Des études indiquent que l’IA génère un accroissement de la rentabilité de 40% et que son utilisation élève indéniablement la barre de la qualité. Mais l’IA est basée sur ce qui existe déjà, son output est donc beaucoup moins diversifié. Par conséquent, si tout le monde utilise les mêmes outils, vous obtiendrez la même uniformité et le même grand dénominateur commun. Vous n’y trouverez pas de créativité. Elle est plutôt à chercher à l’extérieur, à la périphérie. 

Prenez la campagne "La voiture de votre vie" de Volkswagen. Si les créatifs avaient demandé à ChatGPT d’écrire un script, cela aurait probablement donné des scènes avec des gens et une voiture en mouvement, car c’est ce qu’on trouve couramment dans les publicités pour les voitures, et l’IA travaille à partir de matériel existant. Les créatifs de Voltage ont eu l’idée exactement inverse : des images sans aucun être humain, avec une voiture à l’arrêt. C’est précisément en cela que cette pub est créative et efficace. 

Il faut protéger cette créativité, parce que nous en avons besoin pour résoudre des problèmes commerciaux complexes. Si nous n’investissons pas dans la protection des talents créatifs, nous nous réveillerons dans 10 ans dans un monde où nous ne maîtriserons plus cette compétence. 

Pour le dire autrement, nous devons mettre la créativité sur un piédestal et veiller à former une génération capable de penser sans IA. C’est un peu comme avec le GPS : plus personne n’utilise de carte, alors qui peut encore les lire de nos jours ? Je pense que l’on réfléchit trop peu à ce que sera le monde une fois que nous aurons totalement adopté l’IA. 

C'est une réflexion que vous partagez avec vos clients ?

Nous devons aussi ouvrir ce débat sur la valorisation de la créativité avec eux. La course au prix le plus bas n’est plus viable et l’avènement de l’IA ne fait qu'aggraver la situation. Quand on sait que 20% de notre job consiste en un vrai travail de réflexion et que les 80% qui en découlent sont progressivement engloutis par l’IA, une question incontournable se pose : comment allons-nous valoriser ces 20% ? 
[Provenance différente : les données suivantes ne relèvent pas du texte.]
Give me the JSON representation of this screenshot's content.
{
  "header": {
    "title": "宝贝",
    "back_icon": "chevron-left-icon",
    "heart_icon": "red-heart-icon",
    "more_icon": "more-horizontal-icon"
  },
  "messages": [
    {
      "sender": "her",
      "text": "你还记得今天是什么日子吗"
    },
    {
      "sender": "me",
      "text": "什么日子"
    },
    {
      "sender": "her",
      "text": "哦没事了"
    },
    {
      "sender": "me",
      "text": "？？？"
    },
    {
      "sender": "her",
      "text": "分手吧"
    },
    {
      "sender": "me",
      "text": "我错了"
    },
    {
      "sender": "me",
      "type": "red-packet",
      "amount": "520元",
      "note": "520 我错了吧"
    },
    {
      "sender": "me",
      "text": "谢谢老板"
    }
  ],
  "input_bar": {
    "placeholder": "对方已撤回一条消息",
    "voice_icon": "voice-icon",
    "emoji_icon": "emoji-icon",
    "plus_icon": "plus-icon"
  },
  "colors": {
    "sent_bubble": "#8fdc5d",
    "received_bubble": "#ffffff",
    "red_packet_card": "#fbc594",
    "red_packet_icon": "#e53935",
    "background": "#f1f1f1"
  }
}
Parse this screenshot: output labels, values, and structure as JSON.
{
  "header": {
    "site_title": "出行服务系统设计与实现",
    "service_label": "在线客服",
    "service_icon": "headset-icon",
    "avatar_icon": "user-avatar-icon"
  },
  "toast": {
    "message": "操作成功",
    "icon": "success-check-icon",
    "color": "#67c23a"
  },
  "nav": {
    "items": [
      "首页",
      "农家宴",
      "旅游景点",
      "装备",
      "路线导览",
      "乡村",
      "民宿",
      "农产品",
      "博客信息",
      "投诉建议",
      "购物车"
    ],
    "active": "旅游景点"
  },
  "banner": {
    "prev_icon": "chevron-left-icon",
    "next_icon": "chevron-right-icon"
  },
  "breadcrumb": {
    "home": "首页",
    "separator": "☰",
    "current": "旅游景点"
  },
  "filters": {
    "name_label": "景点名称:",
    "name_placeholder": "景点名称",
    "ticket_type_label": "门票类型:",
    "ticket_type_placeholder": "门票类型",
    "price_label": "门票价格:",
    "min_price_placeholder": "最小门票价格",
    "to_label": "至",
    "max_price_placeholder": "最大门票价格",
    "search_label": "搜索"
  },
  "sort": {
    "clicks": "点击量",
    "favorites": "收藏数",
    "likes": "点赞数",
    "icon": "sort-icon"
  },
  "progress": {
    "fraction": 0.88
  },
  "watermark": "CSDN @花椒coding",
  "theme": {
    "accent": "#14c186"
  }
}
Sofie Verstreken : Un raisonnement similaire s’applique aux compétences stratégiques. Aujourd’hui, les stratèges sont principalement devant leurs écrans, car ils disposent ainsi d’une énorme quantité de données. Mais le super-pouvoir d’un stratège est et reste qu’après deux jours de déambulation dans les rues, il sait comment tirer les bons insights de la synergie des données, capables d’inspirer la création qui, à son tour, pourra générer un stopping power dans un océan de similitude. Nous devons également préserver cette compétence.

Par ailleurs, nous devons aussi penser au caractère public de tout ce qui nous sert à entraîner l’IA. Tout ce que vous y mettez sera utilisé par la suite, la question de la privacy est pertinente. C’est pourquoi au sein du groupe nous travaillons dans un environnement protégé.

Maarten Vanthemsche : Je voudrais conclure par une dernière réflexion. Si l'IA tire le meilleur des données, nous devrions nous demander si nous, en tant qu'humains, devrions alors essayer de rendre ce résultat encore meilleur. N'est-il pas arrogant de penser que les humains sont plus intelligents ou meilleurs que l'IA ? Ne devrions-nous pas nous fier à la machine ? La recherche montre que plus nous manipulons les résultats du ChatGPT, plus la qualité de ces résultats diminue.

Sofie Verstreken : En d’autres termes, nous devons faire des choix : quelles tâches confier ou non à l’IA ? Il n’existe pas encore de procédures pour cela… De plus, n’oublions pas que l’IA modifie le processus de décision et d’achat des consommateurs. Le branding et l’attribution seront encore plus importants qu’ils ne le sont actuellement et les possibilités de marketing automation augmenteront. Nous avons donc besoin de stratèges suffisamment flexibles pour réinventer constamment ce parcours. La curiosité était déjà primordiale dans notre métier, mais elle sera plus essentielle que jamais.